Monday, January 16, 2012

Fit 8, pg. 77 … is that a snark in your pocket or are you just glad to see me?



Parental Warning: This week's Snark posting contains scenes of paranoiac-critical crosshatching and surrealist innuendo that may not be suitable for younger readers.

Devoted readers will know that I've made the frontispiece of each Fit of this Snark into a visual pun of some feeble sort. They will also know that the Snark itself is concealed in each frontispiece, vamping it up in the cunning disguise of an Unsleeping Eye, ie., what is the Snark? — it is Eye!

Undevoted or even flagrantly promiscuous readers will wonder what all the fuss is about. Are they being thickies or is there no discernable pun in this, the very last frontispiece of the very last Fit (or Fitt in the traditional Anglo-Saxon) of our GN?

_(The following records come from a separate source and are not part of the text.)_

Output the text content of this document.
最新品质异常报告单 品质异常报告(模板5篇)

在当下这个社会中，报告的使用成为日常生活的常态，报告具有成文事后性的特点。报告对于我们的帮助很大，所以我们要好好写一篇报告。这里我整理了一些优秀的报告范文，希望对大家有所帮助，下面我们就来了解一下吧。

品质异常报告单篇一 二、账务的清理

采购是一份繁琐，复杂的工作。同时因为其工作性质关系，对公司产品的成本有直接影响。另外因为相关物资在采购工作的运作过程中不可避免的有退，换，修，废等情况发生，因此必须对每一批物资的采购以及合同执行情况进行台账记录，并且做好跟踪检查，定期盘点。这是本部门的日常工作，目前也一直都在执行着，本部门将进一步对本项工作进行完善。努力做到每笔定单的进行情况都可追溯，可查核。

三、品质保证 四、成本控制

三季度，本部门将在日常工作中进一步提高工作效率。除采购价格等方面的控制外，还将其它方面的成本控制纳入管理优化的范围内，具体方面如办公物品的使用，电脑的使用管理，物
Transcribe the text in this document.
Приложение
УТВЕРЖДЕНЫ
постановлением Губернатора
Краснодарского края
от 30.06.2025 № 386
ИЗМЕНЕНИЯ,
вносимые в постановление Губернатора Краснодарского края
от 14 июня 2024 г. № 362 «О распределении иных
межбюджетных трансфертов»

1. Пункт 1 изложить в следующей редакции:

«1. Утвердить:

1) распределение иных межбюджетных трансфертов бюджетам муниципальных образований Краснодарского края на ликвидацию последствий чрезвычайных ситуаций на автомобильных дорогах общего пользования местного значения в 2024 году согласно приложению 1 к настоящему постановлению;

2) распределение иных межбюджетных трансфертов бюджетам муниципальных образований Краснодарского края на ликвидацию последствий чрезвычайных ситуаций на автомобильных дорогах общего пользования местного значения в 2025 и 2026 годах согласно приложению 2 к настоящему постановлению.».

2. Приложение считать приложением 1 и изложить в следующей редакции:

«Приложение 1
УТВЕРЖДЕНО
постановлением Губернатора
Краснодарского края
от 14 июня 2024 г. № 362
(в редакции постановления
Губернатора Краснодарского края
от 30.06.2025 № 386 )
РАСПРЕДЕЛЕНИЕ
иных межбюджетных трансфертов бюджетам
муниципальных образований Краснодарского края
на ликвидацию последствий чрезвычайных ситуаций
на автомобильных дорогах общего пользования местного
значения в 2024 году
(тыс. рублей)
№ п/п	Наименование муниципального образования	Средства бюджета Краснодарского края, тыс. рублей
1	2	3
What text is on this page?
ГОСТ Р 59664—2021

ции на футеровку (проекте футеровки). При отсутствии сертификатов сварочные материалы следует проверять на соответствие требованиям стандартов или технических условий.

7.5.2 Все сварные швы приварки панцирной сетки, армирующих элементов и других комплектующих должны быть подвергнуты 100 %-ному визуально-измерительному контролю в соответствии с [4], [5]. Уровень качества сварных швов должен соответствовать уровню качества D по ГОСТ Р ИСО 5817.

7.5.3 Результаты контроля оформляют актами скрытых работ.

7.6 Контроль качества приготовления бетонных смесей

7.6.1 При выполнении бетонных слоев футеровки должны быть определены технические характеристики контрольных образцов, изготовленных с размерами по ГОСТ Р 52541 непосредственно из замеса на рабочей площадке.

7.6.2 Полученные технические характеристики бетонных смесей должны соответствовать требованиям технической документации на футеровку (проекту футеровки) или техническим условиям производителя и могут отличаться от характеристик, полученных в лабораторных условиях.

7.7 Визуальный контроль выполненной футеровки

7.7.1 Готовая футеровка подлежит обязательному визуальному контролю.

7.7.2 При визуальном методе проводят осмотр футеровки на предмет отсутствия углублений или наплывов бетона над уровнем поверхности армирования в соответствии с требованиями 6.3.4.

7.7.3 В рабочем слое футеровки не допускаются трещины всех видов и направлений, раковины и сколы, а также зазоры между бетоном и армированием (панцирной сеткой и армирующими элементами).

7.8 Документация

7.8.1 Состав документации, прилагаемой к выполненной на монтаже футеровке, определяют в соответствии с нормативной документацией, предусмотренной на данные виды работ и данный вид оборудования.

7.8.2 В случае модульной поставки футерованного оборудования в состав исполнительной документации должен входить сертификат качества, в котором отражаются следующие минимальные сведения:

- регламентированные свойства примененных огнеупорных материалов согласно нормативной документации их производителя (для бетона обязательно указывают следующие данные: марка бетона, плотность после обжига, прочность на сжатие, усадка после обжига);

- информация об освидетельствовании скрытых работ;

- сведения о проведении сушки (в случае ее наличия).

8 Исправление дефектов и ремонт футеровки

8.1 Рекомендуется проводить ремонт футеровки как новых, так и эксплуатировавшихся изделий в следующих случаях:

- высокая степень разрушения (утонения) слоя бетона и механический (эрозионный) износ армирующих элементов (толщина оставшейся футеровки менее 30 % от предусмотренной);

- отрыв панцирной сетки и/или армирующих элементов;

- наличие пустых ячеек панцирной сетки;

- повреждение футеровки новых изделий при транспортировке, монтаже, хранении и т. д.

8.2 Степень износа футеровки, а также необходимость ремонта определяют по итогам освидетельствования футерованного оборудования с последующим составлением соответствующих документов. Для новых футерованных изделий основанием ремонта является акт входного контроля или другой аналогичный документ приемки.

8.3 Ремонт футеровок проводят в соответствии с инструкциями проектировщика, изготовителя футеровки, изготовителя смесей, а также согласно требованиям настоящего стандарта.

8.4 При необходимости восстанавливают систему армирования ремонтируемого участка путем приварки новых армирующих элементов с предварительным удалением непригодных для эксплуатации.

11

Well, it all depends upon your definition of what a pun is, or even, as a certain American libertine once noted, upon your definition of what "is" is. For what we have here is not a literal Vanishing but a visual Vanishing, a Vanishing away of the poet Lewis Carroll (upon whom the soon-to-be-Vanished Baker is modeled), out of the 19th-century British Raj and into the natty decor of a 1930s Upper West Side apartment furnished by none other than Salvador "Avida Dollars" Dali.


Face of Mae West Which May Be Used as an Apartment by Salvador Dali (1935)

We've already had a go at Dali and his paranoiac-critical method, an addictive type of eye-candy which can lead to dilated pupils, loss of motor coordination and workplace giggles (better known as Gateway Surrealism Syndrome), but I think we've successfully plumbed new depths here by insinuating the Admirable Carroll into the private residence of the legendary Mae West, a woman of genuine capabilities. Hubba hubba, as they say here in Montreal (although it's a silent "h", bien sûr).


Lewis Carroll AKA Charles Lutwidge Dodgson AKA The Baker


More sober-minded readers will ponder the fact that the portrait of Carroll used as reference by this artist was made by Oscar Rejlander, a talented photographer whose work will be cropping up again on page 81, thanks mainly to his public domain status, the poor dope.

My drunken, slobbering, tie-askew, pants-disheveled readers can skip all that and go ahead and google ( a portmanteau of "go ogle") Mae West, a woman who carnalized the Bellman's Clochetic Rule of Three into a handy dictum which fits discreetly into any young lady's purse, viz. “I'll try anything once, twice if I like it, three times to make sure.”

NB. The Boot's well-turned ankling is no accident, it is — the shape of things to come!